Eric Dolphy, celui que Zappa honorait à la fin des années 60 dans un barbecue géant (voir l'album "Weasels ripped my flesh") reste une comète qui a révolutionné le Jazz pendant les six années de sa courte carrière, seul en leader ou avec ses mentors, Charlie Mingus et John Coltrane.
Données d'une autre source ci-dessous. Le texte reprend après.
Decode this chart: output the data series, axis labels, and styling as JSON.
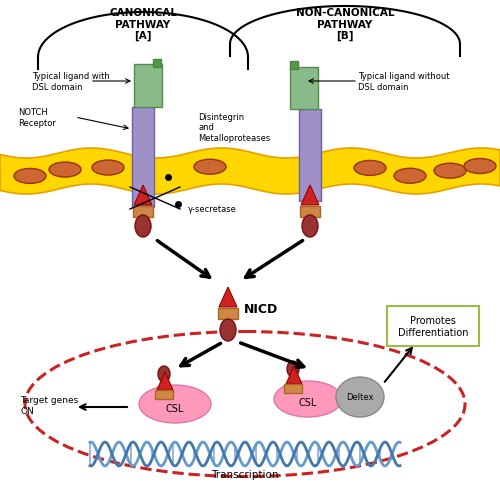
{
  "bg_color": "#ffffff",
  "membrane_color": "#FFD700",
  "membrane_outline": "#E8A000",
  "oval_color": "#CC6633",
  "oval_outline": "#993300",
  "receptor_color": "#A090C8",
  "receptor_outline": "#7060A0",
  "ligand_color": "#88BB88",
  "ligand_outline": "#558855",
  "ligand_nub_color": "#559944",
  "nicd_orange_color": "#CC8844",
  "nicd_red_color": "#CC2222",
  "nicd_oval_color": "#993333",
  "dashed_color": "#CC2222",
  "csl_color": "#FF99BB",
  "deltex_color": "#AAAAAA",
  "dna_color1": "#6699CC",
  "dna_color2": "#4477AA",
  "box_edge_color": "#99BB44",
  "rAx": 0.285,
  "rBx": 0.62,
  "membrane_mid": 0.585,
  "membrane_thick": 0.072,
  "title_canonical": "CANONICAL\nPATHWAY\n[A]",
  "title_noncanonical": "NON-CANONICAL\nPATHWAY\n[B]",
  "label_typical_with": "Typical ligand with\nDSL domain",
  "label_typical_without": "Typical ligand without\nDSL domain",
  "label_notch": "NOTCH\nReceptor",
  "label_disintegrin": "Disintegrin\nand\nMetalloproteases",
  "label_secretase": "γ-secretase",
  "label_nicd": "NICD",
  "label_target": "Target genes\nON",
  "label_transcription": "Transcription",
  "label_csl1": "CSL",
  "label_csl2": "CSL",
  "label_deltex": "Deltex",
  "label_promotes": "Promotes\nDifferentiation"
}
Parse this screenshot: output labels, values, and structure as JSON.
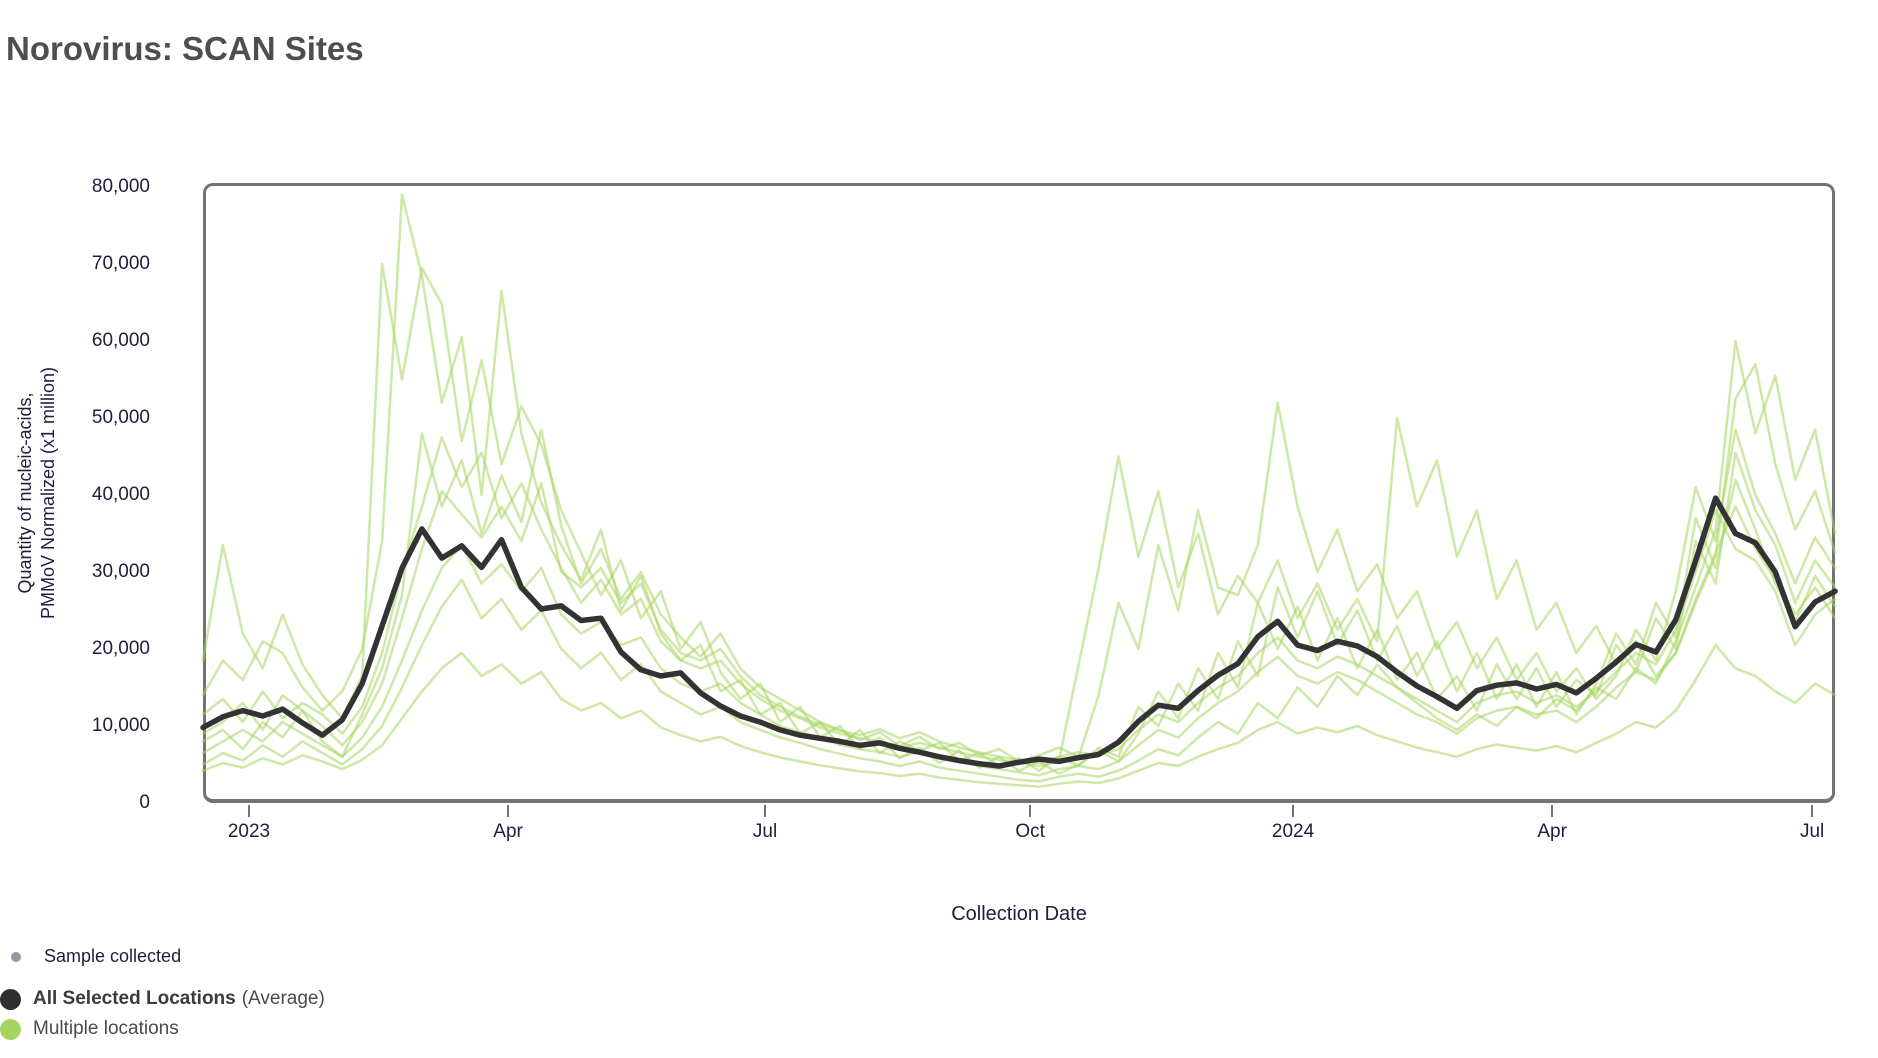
{
  "header": {
    "title": "Norovirus: SCAN Sites"
  },
  "axes": {
    "y": {
      "line1": "Quantity of nucleic-acids,",
      "line2": "PMMoV Normalized (x1 million)"
    },
    "x": {
      "title": "Collection Date"
    }
  },
  "legend": {
    "sample": {
      "label": "Sample collected",
      "color": "#9199a6"
    },
    "average": {
      "label": "All Selected Locations",
      "suffix": "(Average)",
      "color": "#2f2f2f"
    },
    "locations": {
      "label": "Multiple locations",
      "color": "#a6d55f"
    }
  },
  "chart_data": {
    "type": "line",
    "title": "Norovirus: SCAN Sites",
    "xlabel": "Collection Date",
    "ylabel": "Quantity of nucleic-acids, PMMoV Normalized (x1 million)",
    "ylim": [
      0,
      80000
    ],
    "x_start_date": "2022-12-14",
    "interval_days": 7,
    "grid": false,
    "legend_position": "bottom-left",
    "colors": {
      "average": "#333333",
      "locations": "#a6d55f",
      "axis": "#737373",
      "text": "#1e1e3c"
    },
    "y_ticks": [
      {
        "value": 0,
        "label": "0"
      },
      {
        "value": 10000,
        "label": "10,000"
      },
      {
        "value": 20000,
        "label": "20,000"
      },
      {
        "value": 30000,
        "label": "30,000"
      },
      {
        "value": 40000,
        "label": "40,000"
      },
      {
        "value": 50000,
        "label": "50,000"
      },
      {
        "value": 60000,
        "label": "60,000"
      },
      {
        "value": 70000,
        "label": "70,000"
      },
      {
        "value": 80000,
        "label": "80,000"
      }
    ],
    "x_ticks": [
      {
        "pos_week": 2.31,
        "label": "2023"
      },
      {
        "pos_week": 15.33,
        "label": "Apr"
      },
      {
        "pos_week": 28.24,
        "label": "Jul"
      },
      {
        "pos_week": 41.56,
        "label": "Oct"
      },
      {
        "pos_week": 54.77,
        "label": "2024"
      },
      {
        "pos_week": 67.79,
        "label": "Apr"
      },
      {
        "pos_week": 80.85,
        "label": "Jul"
      }
    ],
    "average": {
      "name": "All Selected Locations (Average)",
      "values": [
        9800,
        11200,
        12000,
        11300,
        12200,
        10400,
        8800,
        10800,
        15500,
        23000,
        30500,
        35600,
        31800,
        33400,
        30600,
        34200,
        28000,
        25200,
        25600,
        23700,
        24000,
        19600,
        17300,
        16500,
        16900,
        14300,
        12600,
        11300,
        10500,
        9500,
        8800,
        8400,
        8000,
        7500,
        7800,
        7100,
        6600,
        6000,
        5500,
        5100,
        4800,
        5300,
        5700,
        5400,
        5900,
        6300,
        7900,
        10600,
        12700,
        12300,
        14600,
        16600,
        18100,
        21600,
        23600,
        20500,
        19800,
        21000,
        20400,
        19000,
        17000,
        15200,
        13800,
        12300,
        14600,
        15300,
        15600,
        14800,
        15400,
        14300,
        16200,
        18300,
        20600,
        19600,
        23800,
        31500,
        39600,
        35000,
        33800,
        30000,
        22900,
        26100,
        27500
      ]
    },
    "locations": [
      {
        "name": "Location 1",
        "values": [
          14000,
          18500,
          16000,
          21000,
          19500,
          15000,
          12000,
          14500,
          20000,
          34000,
          79000,
          68500,
          52000,
          60500,
          40000,
          66500,
          48000,
          39000,
          33500,
          29000,
          35500,
          25000,
          29500,
          22000,
          18500,
          20500,
          14500,
          16000,
          11500,
          13000,
          9000,
          10500,
          7500,
          9500,
          6500,
          8000,
          6800,
          7800,
          5500,
          6500,
          4800,
          5800,
          4200,
          6000,
          4800,
          7200,
          6000,
          12500,
          10000,
          15500,
          12000,
          19500,
          15000,
          26000,
          20000,
          25500,
          18500,
          24000,
          17500,
          22500,
          16000,
          19500,
          13500,
          16500,
          12000,
          18000,
          13500,
          17500,
          12500,
          16000,
          14000,
          20500,
          17000,
          24000,
          20000,
          34000,
          28500,
          45500,
          38000,
          33500,
          26000,
          31500,
          28000
        ]
      },
      {
        "name": "Location 2",
        "values": [
          18500,
          33500,
          22000,
          17500,
          24500,
          18000,
          14000,
          11000,
          16500,
          70000,
          55000,
          69500,
          64800,
          47000,
          57500,
          44000,
          51500,
          46500,
          38000,
          32500,
          27000,
          31500,
          24000,
          27500,
          20000,
          23500,
          17000,
          13500,
          15500,
          10500,
          12500,
          8500,
          10000,
          7000,
          8500,
          5800,
          7200,
          5200,
          6800,
          4600,
          6000,
          4200,
          5400,
          3800,
          5000,
          6800,
          5400,
          9000,
          14500,
          11000,
          17500,
          13500,
          21000,
          16500,
          28000,
          21500,
          27500,
          20500,
          25000,
          18500,
          23000,
          16500,
          21000,
          14500,
          19500,
          13500,
          18000,
          12500,
          17000,
          11500,
          15500,
          22000,
          18000,
          26000,
          21500,
          37000,
          30500,
          42000,
          35500,
          28500,
          23500,
          29500,
          25500
        ]
      },
      {
        "name": "Location 3",
        "values": [
          8000,
          9500,
          7000,
          10500,
          8500,
          12000,
          8000,
          6000,
          11500,
          17500,
          27000,
          48000,
          38500,
          44500,
          35000,
          42500,
          36500,
          48500,
          36000,
          28500,
          33000,
          26500,
          30000,
          24500,
          21500,
          19000,
          22000,
          17500,
          15000,
          13500,
          12000,
          10500,
          9500,
          8200,
          9200,
          7400,
          8600,
          7000,
          7800,
          6200,
          7000,
          5400,
          6200,
          7200,
          6000,
          14000,
          26000,
          20000,
          33500,
          25000,
          38000,
          28000,
          27000,
          33500,
          52000,
          38500,
          30000,
          35500,
          27500,
          31000,
          24000,
          27500,
          20000,
          23500,
          17500,
          21500,
          16000,
          19500,
          14500,
          17500,
          13500,
          16500,
          22500,
          18500,
          27500,
          41000,
          34000,
          48500,
          40000,
          35000,
          28500,
          34500,
          30500
        ]
      },
      {
        "name": "Location 4",
        "values": [
          5000,
          6500,
          5500,
          7500,
          6000,
          8000,
          6500,
          5000,
          7000,
          10000,
          15000,
          20500,
          25500,
          29000,
          24000,
          26500,
          22500,
          25000,
          20000,
          17500,
          19500,
          16000,
          18000,
          14500,
          13000,
          11500,
          12500,
          10500,
          9500,
          8500,
          7800,
          7000,
          6400,
          5800,
          5400,
          4800,
          5400,
          4600,
          4200,
          3800,
          3400,
          3000,
          2800,
          3400,
          3800,
          3400,
          4200,
          5500,
          7000,
          6200,
          8500,
          10500,
          9000,
          13000,
          11000,
          15000,
          12500,
          16500,
          14000,
          18000,
          15000,
          13000,
          11000,
          9500,
          11500,
          10000,
          12500,
          11000,
          13500,
          12000,
          15000,
          13500,
          17500,
          15500,
          21000,
          28000,
          35500,
          60000,
          48000,
          55500,
          42000,
          48500,
          35000
        ]
      },
      {
        "name": "Location 5",
        "values": [
          11500,
          13500,
          10500,
          14500,
          11000,
          13000,
          11500,
          9000,
          12500,
          19500,
          30000,
          38500,
          47500,
          41000,
          45500,
          37000,
          41500,
          35500,
          30500,
          26000,
          29000,
          24500,
          26500,
          21000,
          18500,
          17500,
          18500,
          15500,
          13500,
          12000,
          11000,
          9800,
          9000,
          8400,
          8000,
          7200,
          7800,
          7200,
          6600,
          6000,
          5600,
          5200,
          4800,
          5400,
          18000,
          30500,
          45000,
          32000,
          40500,
          28000,
          35000,
          24500,
          29500,
          26000,
          31500,
          24000,
          28500,
          22500,
          26500,
          21000,
          50000,
          38500,
          44500,
          32000,
          38000,
          26500,
          31500,
          22500,
          26000,
          19500,
          23000,
          18000,
          21000,
          16500,
          19500,
          26500,
          32500,
          38500,
          33000,
          29000,
          24500,
          28000,
          24000
        ]
      },
      {
        "name": "Location 6",
        "values": [
          4200,
          5200,
          4600,
          5800,
          5000,
          6200,
          5400,
          4400,
          5600,
          7500,
          11000,
          14500,
          17500,
          19500,
          16500,
          18000,
          15500,
          17000,
          13500,
          12000,
          13000,
          11000,
          12000,
          9800,
          8800,
          8000,
          8600,
          7400,
          6600,
          5900,
          5400,
          4900,
          4500,
          4100,
          3900,
          3500,
          3800,
          3300,
          3000,
          2700,
          2500,
          2300,
          2100,
          2500,
          2800,
          2600,
          3200,
          4200,
          5200,
          4800,
          6000,
          7000,
          7800,
          9500,
          10500,
          9000,
          9800,
          9200,
          10000,
          8800,
          8000,
          7200,
          6600,
          6000,
          7000,
          7600,
          7200,
          6800,
          7400,
          6600,
          7800,
          9000,
          10500,
          9800,
          12000,
          16000,
          20500,
          17500,
          16500,
          14500,
          13000,
          15500,
          14000
        ]
      },
      {
        "name": "Location 7",
        "values": [
          9000,
          10500,
          13000,
          9500,
          14000,
          12000,
          10000,
          7500,
          10500,
          15500,
          24000,
          33000,
          40500,
          37500,
          34500,
          38500,
          34000,
          41500,
          30000,
          28000,
          30500,
          26000,
          28500,
          22500,
          19500,
          18500,
          20000,
          16500,
          14000,
          12500,
          11200,
          10200,
          9400,
          8800,
          9600,
          8400,
          9200,
          8000,
          7200,
          6600,
          6000,
          5600,
          5200,
          6000,
          6600,
          6200,
          7000,
          9500,
          11500,
          10500,
          13000,
          15000,
          16500,
          19500,
          21500,
          18500,
          17500,
          19000,
          18000,
          16500,
          15000,
          13500,
          12000,
          10500,
          13000,
          14000,
          14500,
          13000,
          14000,
          12500,
          14500,
          17000,
          19500,
          18000,
          22500,
          30000,
          38000,
          33000,
          31500,
          27500,
          20500,
          24500,
          26500
        ]
      },
      {
        "name": "Location 8",
        "values": [
          6500,
          8000,
          9500,
          8000,
          10500,
          9000,
          7500,
          6000,
          8500,
          12500,
          18500,
          25000,
          30500,
          33500,
          28500,
          31000,
          27500,
          30500,
          24500,
          22000,
          23500,
          20500,
          21500,
          17500,
          15500,
          14500,
          15500,
          13000,
          11500,
          10000,
          9200,
          8400,
          7600,
          7000,
          6600,
          6000,
          6600,
          5800,
          5400,
          4800,
          4400,
          4000,
          3600,
          4400,
          4800,
          4400,
          5400,
          7500,
          9500,
          8500,
          11000,
          13000,
          14500,
          17000,
          19000,
          16500,
          15500,
          17000,
          16000,
          14500,
          13000,
          11500,
          10500,
          9000,
          11000,
          12000,
          12500,
          11500,
          12000,
          10500,
          12500,
          15000,
          17000,
          16000,
          19500,
          26000,
          32000,
          52500,
          57000,
          44000,
          35500,
          40500,
          32500
        ]
      }
    ]
  }
}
Eric Dolphy est né le 20 juin 1928 à Los Angeles. On ne sait pas grand chose de sa jeunesse, qui a du être fort studieuse, puisque lorsqu'en 1958, à l'age de 30 ans, il enregistre son premier disque dans l'orchestre de Roy Porter, un obscur tâcheron de Los Angeles, il se distingue déjà par sa qualité de multi-instrumentiste. En effet, il est fort rare à l'époque -et même maintenant aujourd'hui, du moins avec autant de talent ;o)- de trouver quelqu'un qui joue aussi bien du saxophone alto, de la clarinette basse, et surtout de la flûte, qui est sans doute l'instrument qu'il a fait le plus évoluer, du moins celui qu'il a le plus habité.

En 1959, il rencontre Chico Hamilton, qui l'engage et Dolphy s'embarque pour New York. C'est là qu'il rencontre Charlie Mingus, de qui il devient très vite un des lieutenants dans le Charles Mingus' Quartet. 1960 est l'année des débuts de Dolphy en tant que leader : Pour le label Prestige, il enregistre un concert au Five Spot, avec le trompettiste Booker Little et Max Roach. On le retrouve surtout dans le mythique "Free Jazz" d'Ornette Coleman, où il est sans doute repéré par John Coltrane, alors chez Atlantic. En 1961, après avoir enregistré un "Candid Dolphy" avec la crème du jazz d'avant-garde de l'époque (Mingus, Abbey Lincoln, Tommy Flanagan…), il retrouve Coltrane sur les sessions célébrissimes du "Village Vanguard".

Et puis c'est l'album Olé ! qualifié par les critiques de l'époque d'Anti-jazz, tellement précurseur qu'il est encore aujourd'hui d'une modernité sans égal. Enregistré en quelques prises par des musiciens sur un nuage : Coltrane et Dolphy bien sur, mais aussi Freddie Hubbard, Elvin Jones, Mc Coy Tyner, il est un disque indispensable. Sur le morceau éponyme, la flûte de Dolphy s'offre des soli enflammés qui le range à tout jamais dans le Panthéon des amoureux du jazz. Certains musiciens de Rock, comme Ian Anderson, le flûtiste leader de Jethro Tull, le reconnaissent comme l'un des précurseurs de la musique moderne.

Après plusieurs tournées, avec son propre groupe ou avec l'Orchestra USA, il enregistre ce qui reste son album solo le plus connu, "Out of Lunch", sur le label Blue Note. Rejoignant Mingus dans son sextet, il part dans une longue tournée européenne, où il décide de s'installer. En 1964, il enregistre avec des musiciens allemands deux albums magnifiques et posthumes : Stockholm sessions et Berlin Concert sorti sur l'excellent label Enja. C'est à Berlin qu'il s'éteint, le 29 juin 1964, après une attaque de diabète qui le plonge dans un coma dont il ne reviendra pas.